Gastric Lavage


Gastric lavage means cleaning out the contents of the stomach. It is also called stomach pumping or Gastric irrigation. It is commonly done on a person who has ingested a poison or has taken an overdose of a drug. It should be done within 3 hours of ingestion of a poison. With poisons like salicylates , phenothiazines and tricyclic antidepressants, antihistaminics; lavage can be done upto 12 to 18 hrs after ingestion of poison.


Gastric lavage involves the passage of a tube via the mouth or nose down into the stomach, followed by sequential administration and removal of small volumes of liquid.
Patient should be lying on his left side or prone with head hanging over the edge of the bed and face down
The end of tube is lubricated before passing it by depressing the tongue.
The placement of the tube in the stomach must be confirmed either by air insufflation while listening to the stomach, by pH testing a small amount of aspirated stomach contents, or x-ray. This is to ensure the tube is not in the lungs.
In adults, small amounts of warm water or saline are administered and via a siphoning action removed again.
In children, normal saline is used, as children are more at risk of developing hyponatremia if lavaged with water.
Because of the possibility of vomiting, a suction device is always on hand in case of pulmonary aspiration of stomach contents.
Lavage is repeated until the returning fluid shows no further gastric contents. If the patient is unconscious or cannot protect their airway then the patient should be incubated before performing lavage.
Stomach is not completely emptied but a small quantity of the fluid containing the antidote or activated charcoal suspension is left behind in the stomach, so that it may neutralise the small quantity of poison that is left behind

Gastric lavage can be done with:

1. 1:5000 potassium permanganate
2. 5% sodium bicarbonate
3. 4% tannic acid
4. 1% sodium or potassium iodide
5. 1-3% calcium lactate
6. Saturated lime water or starch solution
7. 0.9% saline

Gastric lavage should not be done routinely. Lavage should only be considered if the amount of poison ingested is potentially life-threatening.

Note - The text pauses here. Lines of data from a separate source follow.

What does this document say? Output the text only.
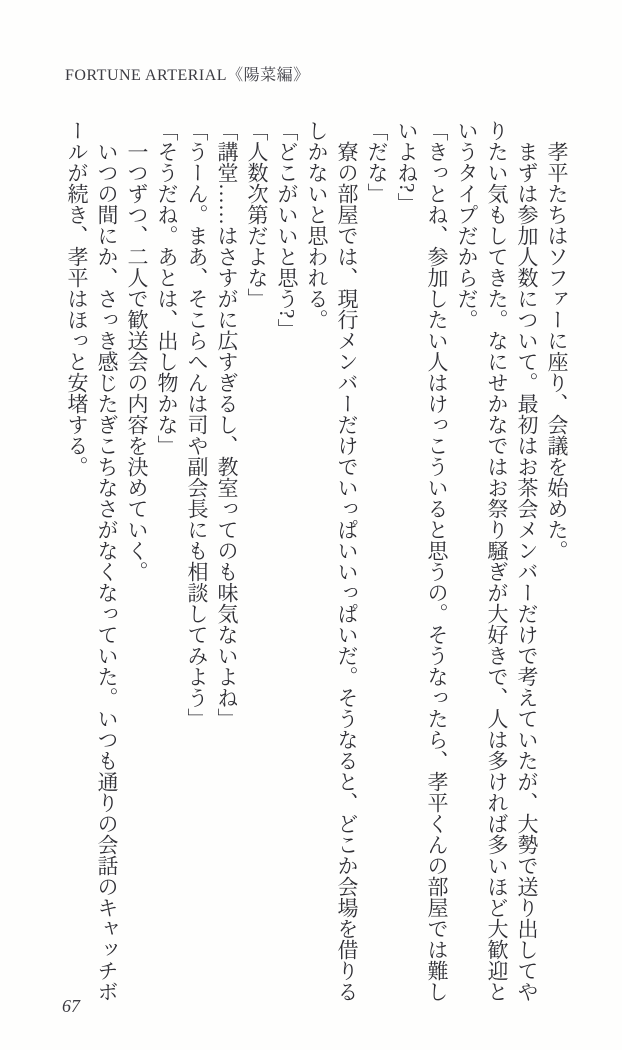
FORTUNE ARTERIAL《陽菜編》

孝平たちはソファーに座り、会議を始めた。

まずは参加人数について。最初はお茶会メンバーだけで考えていたが、大勢で送り出してやりたい気もしてきた。なにせかなではお祭り騒ぎが大好きで、人は多ければ多いほど大歓迎というタイプだからだ。

「きっとね、参加したい人はけっこういると思うの。そうなったら、孝平くんの部屋では難しいよね?」

「だな」

寮の部屋では、現行メンバーだけでいっぱいいっぱいだ。そうなると、どこか会場を借りるしかないと思われる。

「どこがいいと思う?」

「人数次第だよな」

「講堂……はさすがに広すぎるし、教室ってのも味気ないよね」

「うーん。まあ、そこらへんは司や副会長にも相談してみよう」

「そうだね。あとは、出し物かな」

一つずつ、二人で歓送会の内容を決めていく。

いつの間にか、さっき感じたぎこちなさがなくなっていた。いつも通りの会話のキャッチボールが続き、孝平はほっと安堵する。

67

Lavage is contraindicated when there is a risk of aspiration pneumonia or gastrointestinal hemorrhage or perforation. Relative contraindications include when the poisoning is due to a corrosive substance hydrocarbons.

The most dangerous risk is aspiration pneumonia, which is more likely to occur if hydrocarbons are ingested or in patients without a protected airway. Other complications include bradycardia, epistaxis, hyponatremia, hypochloremia, water intoxication, or mechanical injury to the stomach.